Relentless as a multiplying thought, miracle how the lake’s rhythm confesses to the air its riddle, pulsing, wild. After the argument no sunrise cures the sky, overcast & below it (according to the eye) no island. My science knows better, counters what limping light lands on the retina’s rod, the shifting cones blind to the indifferent, outstretched hold unmade by the couch for this husband. Lucky, my skin doesn’t heed the driven mosquitoes so much as my ear, their buzzing like an arrow full of yesterday with its stray seeds & stone constellated over the sand & into the kitchen, how a crane fly plays so persuasively dead inside the bed of cauliflower leaves. I pile it snug in the pocket of a sweatshirt, the hours I’d picture my father here, join him in ordinary deference to hummingbird & roadside deer, hymn for the eagle bald, sublime, dwindling past the coastal pines.

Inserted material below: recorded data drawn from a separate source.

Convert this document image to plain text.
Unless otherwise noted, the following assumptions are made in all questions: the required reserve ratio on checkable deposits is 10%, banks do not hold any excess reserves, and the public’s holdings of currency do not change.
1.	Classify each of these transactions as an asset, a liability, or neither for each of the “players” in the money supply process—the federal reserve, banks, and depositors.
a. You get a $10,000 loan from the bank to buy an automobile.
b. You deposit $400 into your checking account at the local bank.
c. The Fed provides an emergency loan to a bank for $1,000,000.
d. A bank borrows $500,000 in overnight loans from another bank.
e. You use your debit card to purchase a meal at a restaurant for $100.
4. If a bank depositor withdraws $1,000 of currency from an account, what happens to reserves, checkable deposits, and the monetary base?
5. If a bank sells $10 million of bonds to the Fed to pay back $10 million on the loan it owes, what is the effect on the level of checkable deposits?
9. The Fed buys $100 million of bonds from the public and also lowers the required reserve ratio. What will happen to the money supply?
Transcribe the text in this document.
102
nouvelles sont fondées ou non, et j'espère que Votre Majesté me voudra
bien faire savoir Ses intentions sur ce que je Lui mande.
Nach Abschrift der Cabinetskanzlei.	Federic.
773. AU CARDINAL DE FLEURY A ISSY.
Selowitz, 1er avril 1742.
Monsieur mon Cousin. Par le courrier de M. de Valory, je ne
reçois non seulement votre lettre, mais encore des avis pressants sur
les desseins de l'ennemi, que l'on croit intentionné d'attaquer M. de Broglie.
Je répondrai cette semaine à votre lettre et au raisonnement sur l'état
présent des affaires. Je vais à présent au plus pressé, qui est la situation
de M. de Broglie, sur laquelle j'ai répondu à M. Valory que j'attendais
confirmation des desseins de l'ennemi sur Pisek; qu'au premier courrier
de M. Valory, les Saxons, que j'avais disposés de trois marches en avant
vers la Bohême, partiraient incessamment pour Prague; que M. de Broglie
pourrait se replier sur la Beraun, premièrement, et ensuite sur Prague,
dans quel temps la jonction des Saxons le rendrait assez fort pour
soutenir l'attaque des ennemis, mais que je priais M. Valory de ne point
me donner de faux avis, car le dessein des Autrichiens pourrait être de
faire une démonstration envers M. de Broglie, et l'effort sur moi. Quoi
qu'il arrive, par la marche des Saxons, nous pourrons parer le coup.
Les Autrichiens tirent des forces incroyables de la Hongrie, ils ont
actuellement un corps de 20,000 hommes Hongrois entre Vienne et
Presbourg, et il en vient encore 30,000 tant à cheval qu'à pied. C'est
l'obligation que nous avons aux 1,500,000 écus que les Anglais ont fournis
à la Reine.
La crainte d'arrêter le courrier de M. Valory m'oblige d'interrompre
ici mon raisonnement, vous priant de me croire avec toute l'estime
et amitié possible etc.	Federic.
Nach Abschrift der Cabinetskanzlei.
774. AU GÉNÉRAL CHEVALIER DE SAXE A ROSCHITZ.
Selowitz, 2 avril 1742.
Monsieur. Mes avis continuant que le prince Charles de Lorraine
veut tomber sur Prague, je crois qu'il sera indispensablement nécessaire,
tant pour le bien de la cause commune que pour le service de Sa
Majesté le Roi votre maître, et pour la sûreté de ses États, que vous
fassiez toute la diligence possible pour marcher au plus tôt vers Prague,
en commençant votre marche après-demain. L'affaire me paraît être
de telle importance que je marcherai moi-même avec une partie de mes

I return to myself dazed &, while I can, to the shallows where in fact

Robins 118


marbled rocks again outnumber the lake fish flickering the shore. The waves roll into breath, six then seven deep after the circle of my iris dilates & slips, determines the wind & water entangled, unto itself the boundary circled like human needfulness, apology & its mercy, day after day where the faithful swell renews no matter, for no better reason than to ask each body, ours & willingly, to bound right in.